Derken, keklik yuvasından çıktı, nazlı nazlı sekerek, çakır keyif ve havalı bir tavırla yaklaştı. Gagası kırmızıydı, şafak kızılı bir elbisesi vardı, gözlerinde kan kaynıyordu. Kâh dağların yamaçlarını sıvazlayarak arşınlıyor, kâh dağ sırtlarında gururla sekerek yürüyordu.

Şöyle dedi: Ben sürekli maden yataklarına koşturdum, değerli taşlar üzerinde sekip gezindim. Mücevherlere sahip olayım diye hep zirvelerde ve yamaçlarda tozuttum. Kıymetli taş aşkı benim gönlümü tutuşturdu ve o sevimli ateş beni mahvetti. O ateşin harareti bir yükselmeye görsün, yuttuğum küçük çakıl taşlarını hemen kana dönüştürür. Gördün mü ateşin etkisini nasıl gösterdiğini? Nasıl çarçabuk taşı kana çeviriveriyor!

Ben taşla ateş arasında kalakalmışım. Hep beklenti içindeyim, hep perişanım! Hararetle ve ihtirasla küçük çakıl taşları yutar ve gönlü yanık bir hâlde taşlar üstünde yatar uyurum.

Yoldaşlarım, açın gözlerinizi! Görün ben ne yiyor, nerede uyuyorum! Taş üzerinde yatıp kalkıp taş yiyen biri daha ne yapsın?

Benim yüz kere yaralı kalbim ıstırap içinde, çünkü mücevher aşkım beni dağlara bağlamış, ayrılmam, ayrılamam! Hem zaten mücevherlerden başka bir şeyi seven kimse bilsin ki, o sevdiği gelip geçicidir! Buna karşılık mücevherlerin saltanatı süreklidir, çünkü mücevherler özleri itibariyle o sarsılmaz dağlara kök salmıştır!

Ben dağların yürekli süvarisi ve kıymetli taşların muhafızıyım! Zirvelerde her daim mücevherler oldukça, ben de tepelerde hep onların arayışı içinde olacağım! Ben ne mücevherlerden daha asil bir nesne gördüm, ne de değerli taşlardan daha kıymetli bir şey!

Simurg’a giden yola gelince, orası zahmetli bir yol, çamura batmış ayaklarımsa mücevherlere bağlı! O mangal yürekli Simurg'a ben nasıl ulaşabilirim? Ellerim başımda ve ayaklarım çamurda, oraya nasıl erişebilirim?

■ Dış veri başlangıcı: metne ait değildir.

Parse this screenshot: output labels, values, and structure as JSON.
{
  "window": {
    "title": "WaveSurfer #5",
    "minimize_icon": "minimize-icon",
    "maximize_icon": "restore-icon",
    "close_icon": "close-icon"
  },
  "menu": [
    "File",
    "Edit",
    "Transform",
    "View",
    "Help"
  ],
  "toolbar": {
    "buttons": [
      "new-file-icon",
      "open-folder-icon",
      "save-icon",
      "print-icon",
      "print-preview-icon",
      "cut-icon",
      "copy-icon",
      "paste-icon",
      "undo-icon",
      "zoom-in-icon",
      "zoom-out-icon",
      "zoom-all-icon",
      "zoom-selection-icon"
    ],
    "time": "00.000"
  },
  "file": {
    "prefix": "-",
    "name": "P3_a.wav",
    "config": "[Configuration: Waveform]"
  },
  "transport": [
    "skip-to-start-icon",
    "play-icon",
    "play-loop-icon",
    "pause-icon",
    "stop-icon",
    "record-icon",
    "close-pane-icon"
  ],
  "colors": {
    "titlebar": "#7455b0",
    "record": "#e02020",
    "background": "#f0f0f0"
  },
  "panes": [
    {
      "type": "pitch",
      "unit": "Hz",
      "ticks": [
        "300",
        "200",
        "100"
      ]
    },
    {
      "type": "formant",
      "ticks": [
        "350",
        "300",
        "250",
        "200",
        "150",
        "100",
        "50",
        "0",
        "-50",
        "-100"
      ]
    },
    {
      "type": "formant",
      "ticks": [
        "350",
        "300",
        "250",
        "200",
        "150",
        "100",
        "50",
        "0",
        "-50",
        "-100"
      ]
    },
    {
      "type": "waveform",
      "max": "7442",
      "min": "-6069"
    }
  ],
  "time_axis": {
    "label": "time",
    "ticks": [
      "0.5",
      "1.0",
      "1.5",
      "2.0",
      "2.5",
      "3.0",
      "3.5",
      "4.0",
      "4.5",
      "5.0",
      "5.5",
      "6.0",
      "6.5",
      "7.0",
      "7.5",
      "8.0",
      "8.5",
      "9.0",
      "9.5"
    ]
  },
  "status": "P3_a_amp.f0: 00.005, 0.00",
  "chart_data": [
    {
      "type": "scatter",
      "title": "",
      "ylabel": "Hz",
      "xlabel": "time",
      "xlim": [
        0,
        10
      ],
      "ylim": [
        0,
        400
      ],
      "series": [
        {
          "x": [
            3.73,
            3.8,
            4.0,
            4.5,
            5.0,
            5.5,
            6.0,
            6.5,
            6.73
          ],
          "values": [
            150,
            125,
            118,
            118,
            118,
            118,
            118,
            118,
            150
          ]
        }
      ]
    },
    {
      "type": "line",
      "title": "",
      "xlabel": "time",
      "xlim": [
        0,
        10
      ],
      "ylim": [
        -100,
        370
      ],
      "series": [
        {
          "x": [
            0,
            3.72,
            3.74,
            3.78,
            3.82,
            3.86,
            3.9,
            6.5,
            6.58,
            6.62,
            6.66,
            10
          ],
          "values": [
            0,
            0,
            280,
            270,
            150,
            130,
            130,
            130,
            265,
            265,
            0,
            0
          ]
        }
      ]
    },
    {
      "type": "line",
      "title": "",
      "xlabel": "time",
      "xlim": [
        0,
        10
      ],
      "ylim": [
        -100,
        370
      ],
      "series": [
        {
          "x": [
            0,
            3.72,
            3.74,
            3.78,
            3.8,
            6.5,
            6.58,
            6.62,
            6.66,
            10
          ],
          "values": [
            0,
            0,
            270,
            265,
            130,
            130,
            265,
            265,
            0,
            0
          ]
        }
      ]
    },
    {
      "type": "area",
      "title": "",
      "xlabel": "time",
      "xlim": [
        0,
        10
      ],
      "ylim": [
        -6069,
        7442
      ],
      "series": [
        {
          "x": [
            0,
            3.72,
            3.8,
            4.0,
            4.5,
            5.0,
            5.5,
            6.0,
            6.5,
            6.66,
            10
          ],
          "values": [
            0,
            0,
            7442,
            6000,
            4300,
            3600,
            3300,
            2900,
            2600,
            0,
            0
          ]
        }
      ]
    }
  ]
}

Ateş yakaladığını nasıl bırakmazsa, ben de mücevherden vazgeçemem! Ya ölürüm ya elde ederim o kıymetli taşı! Kişinin asaleti kendisini işte böyle belli etmeli, çünkü böylesi bir erdeme sahip olmayan kimse beş para etmez!

Hüthüdün Cevabı

Ey mücevherler gibi rengarenk ışıldayan mahlûk! Sen hâlâ böyle havalı havalı salınıp sekecek ve bana böyle topal topal özürler mi sıralayacaksın?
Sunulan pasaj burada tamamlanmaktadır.